Pekanbaru, 19/11 (ANTARA) - Perambah telah mencaplok dan mengkonversi hutan hingga sekitar 28.000 hektare di Taman Nasional (TN) Tesso Nilo di Provinsi Riau, sehingga mengancam kelestarian kawasan konservasi tersebut.
"Luas areal yang dirambah mencapai 28 ribu hektare," kata Kepala Balai TN Tesso Nilo Hayani Suprahman ketika dihubungi ANTARA dari Pekanbaru, Jumat.
Taman Nasional Tesso Nilo merupakan kawasan konservasi dataran rendah yang menjadi habitat asli bagi sekitar 100 ekor gajah Sumatra (elephant maximus sumatranus).
Kementerian Kehutanan menetapkan Tesso Nilo sebagai taman nasional pada 19 Juli 2004. Kawasan ini semula memiliki luas 38.576 hektare dan pada 2009 diperluas menjadi 83.000 hektare. Namun, dari luasan itu, sekitar 30 persen atau mencapai 28.000 hektare telah rusak akibat dirambah.
Menurut Hayani, perambahan hingga kini masih menjadi ancaman serius bagi kawasan konservasi itu. Ancaman tersebut dikhawatirkan bakal merusak alam Tesso Nilo yang memiliki koleksi 360 jenis flora yang tergolong dalam 165 marga dan 57 suku.
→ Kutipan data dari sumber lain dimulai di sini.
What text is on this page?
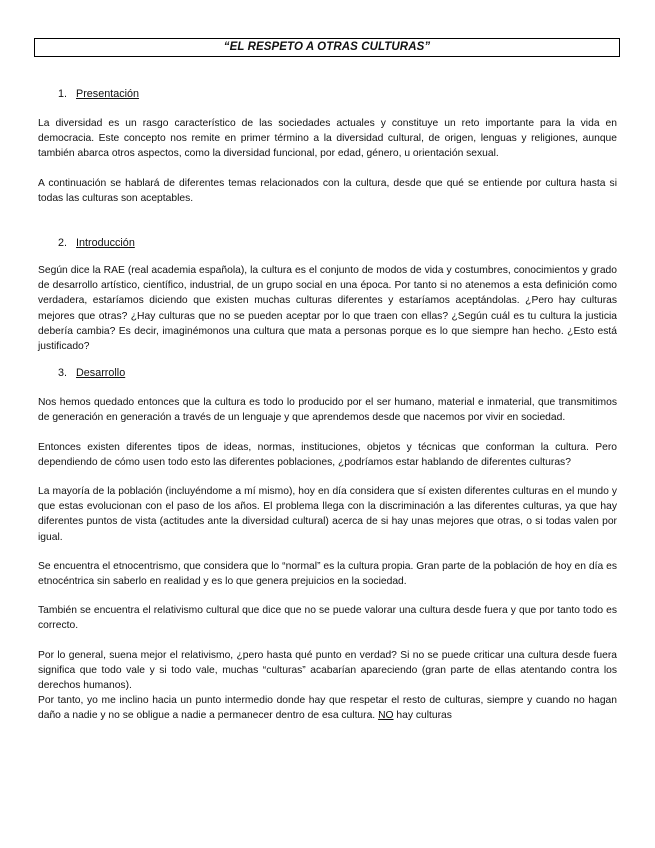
“EL RESPETO A OTRAS CULTURAS”
1. Presentación
La diversidad es un rasgo característico de las sociedades actuales y constituye un reto importante para la vida en democracia. Este concepto nos remite en primer término a la diversidad cultural, de origen, lenguas y religiones, aunque también abarca otros aspectos, como la diversidad funcional, por edad, género, u orientación sexual.
A continuación se hablará de diferentes temas relacionados con la cultura, desde que qué se entiende por cultura hasta si todas las culturas son aceptables.
2. Introducción
Según dice la RAE (real academia española), la cultura es el conjunto de modos de vida y costumbres, conocimientos y grado de desarrollo artístico, científico, industrial, de un grupo social en una época. Por tanto si no atenemos a esta definición como verdadera, estaríamos diciendo que existen muchas culturas diferentes y estaríamos aceptándolas. ¿Pero hay culturas mejores que otras? ¿Hay culturas que no se pueden aceptar por lo que traen con ellas? ¿Según cuál es tu cultura la justicia debería cambia? Es decir, imaginémonos una cultura que mata a personas porque es lo que siempre han hecho. ¿Esto está justificado?
3. Desarrollo
Nos hemos quedado entonces que la cultura es todo lo producido por el ser humano, material e inmaterial, que transmitimos de generación en generación a través de un lenguaje y que aprendemos desde que nacemos por vivir en sociedad.
Entonces existen diferentes tipos de ideas, normas, instituciones, objetos y técnicas que conforman la cultura. Pero dependiendo de cómo usen todo esto las diferentes poblaciones, ¿podríamos estar hablando de diferentes culturas?
La mayoría de la población (incluyéndome a mí mismo), hoy en día considera que sí existen diferentes culturas en el mundo y que estas evolucionan con el paso de los años. El problema llega con la discriminación a las diferentes culturas, ya que hay diferentes puntos de vista (actitudes ante la diversidad cultural) acerca de si hay unas mejores que otras, o si todas valen por igual.
Se encuentra el etnocentrismo, que considera que lo “normal” es la cultura propia. Gran parte de la población de hoy en día es etnocéntrica sin saberlo en realidad y es lo que genera prejuicios en la sociedad.
También se encuentra el relativismo cultural que dice que no se puede valorar una cultura desde fuera y que por tanto todo es correcto.
Por lo general, suena mejor el relativismo, ¿pero hasta qué punto en verdad? Si no se puede criticar una cultura desde fuera significa que todo vale y si todo vale, muchas “culturas” acabarían apareciendo (gran parte de ellas atentando contra los derechos humanos).
Por tanto, yo me inclino hacia un punto intermedio donde hay que respetar el resto de culturas, siempre y cuando no hagan daño a nadie y no se obligue a nadie a permanecer dentro de esa cultura. NO hay culturas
Selain itu ,terdapat juga 107 jenis burung, 23 jenis mamalia, tiga jenis primata, 50 jenis ikan, 15 jenis reptilia dan 18 jenis amfibia.
Ia mengatakan hingga kini sedikitnya 1.500 kepala kelurga (KK) masih menduduki kawasan Tesso Nilo, terutama yang masuk di Kabupaten Pelalawan. Mereka umumnya membuka perkebunan kelapa sawit hingga perkampungan.
Balai kesulitan
Pihak Balai TN Tesso Nilo masih kesulitan mengusir para perambah tersebut, meski pendekatan persuasif terus dilakukan.
"Kebanyakan perambah adalah orang bayaran yang diupah oleh pemodal besar," katanya.
Menurut dia, wilayah yang paling banyak dirambah yakni di daerah Toro, Pontian Mekar dan Lubuk Batu Jaya, Bagan Limau di Kecamatan Ukui.
Sementara itu, warga Desa Bagan Limau, Kecamatan Ukui, Kabupaten Pelalawan termasuk yang paling ngotot agar kawasan mereka dikeluarkan dari TN Tesso Nilo. Warga beralasan pada Peraturan Daerah (Perda) pembentukan desa tersebut dari Pemerintah Kabupaten Pelalawan pada 2007, yang tumpang tindih dengan Surat Keputusan (SK) Menteri Kehutanan No. 255 tahun 2004 tentang penetapan Taman Nasional Tesso Nilo.
Akibatnya, sekitar 99,5 persen dari wilayah administrasi desa perluasan yang mencapai 12.000 hektare ternyata berada di dalam Tesso Nilo.
"Saya juga merasa aneh, luas desa kok sampai 12 ribu ha," ujar Hayani.
Ia mengatakan pihak Balai TN Tesso Nilo sudah berkomitmen tak akan mengakomodasi atau menyetujui permintaan para perambah untuk menguasai kawasan konservasi itu.
"Yang jelas, kami tidak akan mengakomodasi permintaan tersebut karena akan menjadi preseden buruk. Bila dikabulkan nanti yang lainnya akan meminta hal sama," tegas Hayani.